Ozan HAM HUM’un hazırlıkları sırasında kendini aşarak, bir rekora imza attı. Dikişte süpersonik hıza ulaşan Ozan, bir oturuşta bir ıstakoz, bir timsah, bir de balina dikebiliyordu. Tabii bunda Bonanza’daki ikinci sanayi devriminin ve 10 kaplan gücündeki Bülent’in de katkıları asla yadsınamazdı. Bu kez sanayi devriminin mimarı Ozan oldu. Bülent ile birlikte karınca gibi çalışıp, kısa zamanda çok yol aldılar.
Önce Kız Takoz çıktı ortaya, sonra onu yiyen Cız Bız, derken parçalar birer birer yerine oturmaya başladı. Zaten serginin açılış tarihi de (9 Şubat 2012) giderek yaklaşıyordu. Bu arada sergiyi hala isimlendirmemiş olmamız bize küçük çapta bir panik yaşatsa da, bu durum kısa sürdü ve isme karar verildi: HAM HUM!
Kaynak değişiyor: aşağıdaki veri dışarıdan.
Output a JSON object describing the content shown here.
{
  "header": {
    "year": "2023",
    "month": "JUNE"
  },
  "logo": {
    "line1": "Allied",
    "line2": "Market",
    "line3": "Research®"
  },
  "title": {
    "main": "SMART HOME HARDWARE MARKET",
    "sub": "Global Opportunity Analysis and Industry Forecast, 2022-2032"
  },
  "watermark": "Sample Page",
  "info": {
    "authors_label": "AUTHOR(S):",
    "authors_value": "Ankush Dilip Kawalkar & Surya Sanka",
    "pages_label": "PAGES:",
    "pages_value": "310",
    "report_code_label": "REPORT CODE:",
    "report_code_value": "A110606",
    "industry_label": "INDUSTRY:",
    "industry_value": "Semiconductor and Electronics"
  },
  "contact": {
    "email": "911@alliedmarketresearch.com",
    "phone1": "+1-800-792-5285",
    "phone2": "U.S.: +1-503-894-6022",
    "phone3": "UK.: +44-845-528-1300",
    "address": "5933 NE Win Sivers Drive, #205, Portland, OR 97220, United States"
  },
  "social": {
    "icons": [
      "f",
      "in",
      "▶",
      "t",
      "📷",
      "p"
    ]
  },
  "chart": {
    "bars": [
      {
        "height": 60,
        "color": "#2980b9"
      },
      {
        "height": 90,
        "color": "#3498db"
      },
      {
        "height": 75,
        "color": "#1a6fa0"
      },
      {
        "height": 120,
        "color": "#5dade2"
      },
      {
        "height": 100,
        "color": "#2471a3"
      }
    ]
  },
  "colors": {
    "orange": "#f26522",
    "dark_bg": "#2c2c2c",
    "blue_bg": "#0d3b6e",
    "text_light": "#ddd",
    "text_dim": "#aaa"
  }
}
Artık ana parçalar sonlanmış, sergi isimlendirilmişti. Ama hala bir şeyler eksik gibi geliyordu… Berkay sergi hazırlık çalışmalarını bir kısa film haline getirmiş, ben de (yani Zeynep) her birine kişiliklerini anlatan birer profil hazırlamaya başlamıştım, ama ı-ıh… Başka bi şeyler daha lazımdı. Tabii ki bu eksiği, her sergide kendini yeni bir fikirle zorlamayı seven Ozan doldurdu. Kumaş ve suni derileri kullanarak, bu kez iki boyutlu illüstratif tablolar hazırladı. Tabloların her birinde, yine çeşitli karakterlerin birbirini yediği sahneler bulunuyordu. İşte şimdi HAM HUM’a tam olarak hazırdık.


Ama neden birkaç şey daha yapmayalım ki? Mesela HAM HUM’un balinası Eftelya… Onu bir lamba haline getirsek? Ya da Kız Takoz… Kolyesi olsa kesin takardım diye düşünürken başımıza bir iş daha açmayı başardık. Galiba iyi de ettik. Bu vesileyle geçen sene açıp da bir kenarda tozlanmaya bıraktığımız, tasarım ürünleri markamız Hoi’yi de tekrar ayağa kaldırmış olduk. Macera tüm hızıyla sürüyor, o balina benim, bu karga senin koşturuyoruz şu sıralar. Tüm derdimiz whatthehoi.com web sitesini sergiye yetiştirmek. Hoi’lerle ilgili yeni gelişmelerden sizi haberdar edeceğiz merak etmeyin.

O zaman HAM HUM’un 9 Şubat Perşembe günü, Bebek Lucca’daki açılışında görüşmek üzere… HAM HUM’lardan Nuri&Huriler’in de dediği gibi; “Yolu sergiden geçen herkesle, bir gün bir yerde buluşacağız.”